We believe that the dashboard approach can improve brand performance over the long term in three ways.
First, this view prevents an exclusive focus on short-term data. If firms supplement sales data with data for quantity and price premiums, they will have a more complete sense of how various marketing programs affect their brands. Specifically, managers can establish whether price promotions have damaging long-term effects on brand equity and can therefore make more strategic decisions about marketing spending. Moreover, Wall Street analysts can use data on price premiums to get a better sense of a company’s profitability.
Second, brand managers’ performance can be judged on a combination of quarterly sales and quantity and price premiums. The temptation to discount a strong brand will be reduced, because damage to the brand’s long-term health will become more apparent. This will encourage managers not only to take a long-term view of performance but also to expend some effort determining which factors contribute to a brand’s strength. In addition, plots of dashboard metrics over time can serve as early warning systems to alert brand managers to problems.

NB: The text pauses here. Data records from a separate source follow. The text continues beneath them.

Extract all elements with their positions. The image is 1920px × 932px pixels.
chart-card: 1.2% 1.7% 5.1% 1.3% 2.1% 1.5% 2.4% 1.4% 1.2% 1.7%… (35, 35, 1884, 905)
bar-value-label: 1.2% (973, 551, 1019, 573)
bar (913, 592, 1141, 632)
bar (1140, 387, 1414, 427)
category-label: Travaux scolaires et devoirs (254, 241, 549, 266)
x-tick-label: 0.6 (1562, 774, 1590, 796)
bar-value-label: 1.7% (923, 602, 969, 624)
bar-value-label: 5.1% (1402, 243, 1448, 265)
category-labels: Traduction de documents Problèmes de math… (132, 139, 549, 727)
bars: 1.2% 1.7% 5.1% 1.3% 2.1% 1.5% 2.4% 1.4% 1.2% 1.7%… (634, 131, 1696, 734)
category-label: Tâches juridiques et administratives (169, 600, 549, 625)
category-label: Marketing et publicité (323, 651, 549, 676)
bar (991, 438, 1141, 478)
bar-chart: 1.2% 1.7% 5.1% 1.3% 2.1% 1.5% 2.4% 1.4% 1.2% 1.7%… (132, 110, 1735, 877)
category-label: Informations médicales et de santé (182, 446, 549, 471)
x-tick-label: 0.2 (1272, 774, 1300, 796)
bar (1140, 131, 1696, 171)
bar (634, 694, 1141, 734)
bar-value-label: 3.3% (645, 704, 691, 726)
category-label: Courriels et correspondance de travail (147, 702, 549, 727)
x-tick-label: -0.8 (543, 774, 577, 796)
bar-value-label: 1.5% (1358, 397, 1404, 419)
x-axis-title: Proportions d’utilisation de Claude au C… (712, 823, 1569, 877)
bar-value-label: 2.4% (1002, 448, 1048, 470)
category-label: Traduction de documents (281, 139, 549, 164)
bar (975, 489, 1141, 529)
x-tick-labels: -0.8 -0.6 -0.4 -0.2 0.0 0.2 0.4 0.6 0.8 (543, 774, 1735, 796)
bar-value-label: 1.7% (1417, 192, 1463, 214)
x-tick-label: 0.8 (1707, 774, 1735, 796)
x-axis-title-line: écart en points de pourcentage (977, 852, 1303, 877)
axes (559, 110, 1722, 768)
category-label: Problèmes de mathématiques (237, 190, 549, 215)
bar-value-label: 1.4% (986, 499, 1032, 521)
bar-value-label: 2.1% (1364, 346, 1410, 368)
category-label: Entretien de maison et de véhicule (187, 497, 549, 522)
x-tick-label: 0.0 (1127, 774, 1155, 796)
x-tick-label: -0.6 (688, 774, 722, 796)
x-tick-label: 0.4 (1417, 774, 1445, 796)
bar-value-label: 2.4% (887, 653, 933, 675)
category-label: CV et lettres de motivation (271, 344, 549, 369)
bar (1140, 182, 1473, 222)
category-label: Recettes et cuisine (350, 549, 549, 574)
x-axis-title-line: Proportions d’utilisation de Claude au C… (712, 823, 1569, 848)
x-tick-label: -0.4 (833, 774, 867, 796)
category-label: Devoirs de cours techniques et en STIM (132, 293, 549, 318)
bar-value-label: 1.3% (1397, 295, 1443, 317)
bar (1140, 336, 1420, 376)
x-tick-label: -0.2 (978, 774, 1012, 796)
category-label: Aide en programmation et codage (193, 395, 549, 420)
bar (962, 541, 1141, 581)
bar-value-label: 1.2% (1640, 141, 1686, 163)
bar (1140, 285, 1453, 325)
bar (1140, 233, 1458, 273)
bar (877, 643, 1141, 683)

Finally—and most broadly—long-term metrics inform a company’s marketing decisions. Consider, for example, the launch of a new product. When Kraft introduced DiGiorno Rising Crust Pizza, thereby creating a high-quality tier in the frozen pizza category, the company anticipated that the new product would cannibalize Tombstone, a mid-tier Kraft pizza. A recent study using long-term metrics shows, however, that the launch of DiGiorno had a consequence that Kraft did not anticipate: The new product did not just steal sales from Tombstone but caused its price premium—and that of all mid-tier pizza brands—to drop sharply. Apparently, DiGiorno made the mid-tier brands seem more ordinary to consumers; as a result, Tombstone was less able to withstand discounting from other pizzas like it. Ultimately, the introduction of DiGiorno was highly profitable for Kraft, but the company, unaware of the effect on Tombstone’s price premium, may have overstated the profitability of the launch. One can easily imagine that in other situations, a company armed with such metrics might have concluded that a launch would be unprofitable.

Data and methodology.

A company doesn’t truly have a long-term orientation unless it holds on to its data for longer periods and carefully analyzes the numbers.
We are astonished by the paucity of longitudinal data collected by the firms we visit. It is hard to see how companies can attain any insights into brand building with just 52 weeks of data, yet many firms have only that. Even major data suppliers such as IRI and ACNielsen discard data after five years—at the same time that they’re building more capacity and processing power to collect hour-by-hour measures. Hour-level data can undoubtedly be useful for monitoring stock-outs. However, it is difficult to imagine that local stock-outs affect market capitalization as much as brand equity, which often takes many years to build. Interbrand calculates the market value of the Coca-Cola brand to be $67 billion. This value developed over decades. It would be fascinating to study the evolution of Coke’s marketing mix—but in all likelihood it would be impossible to do so, because the data have probably vanished.
It is hard to see how companies can attain any insights into brand building with just 52 weeks of data, yet many firms have only that.
A detailed look at methods for analyzing long-term marketing results is beyond the scope of this article. The baseline sales and price sensitivity measures we propose for the dashboard are relatively easy and available from many data suppliers. Ideally, firms should collect and retain these measures over a long period—five years or more. Other analyses are more difficult. To assess the long-term effect of marketing strategy on brand performance, one would need to statistically link marketing policy over years or quarters to price and quantity premiums. This approach allows managers to gauge simultaneously the long-term effects of marketing campaigns on price premiums and the short-term effects of a given week’s discounts on that week’s sales.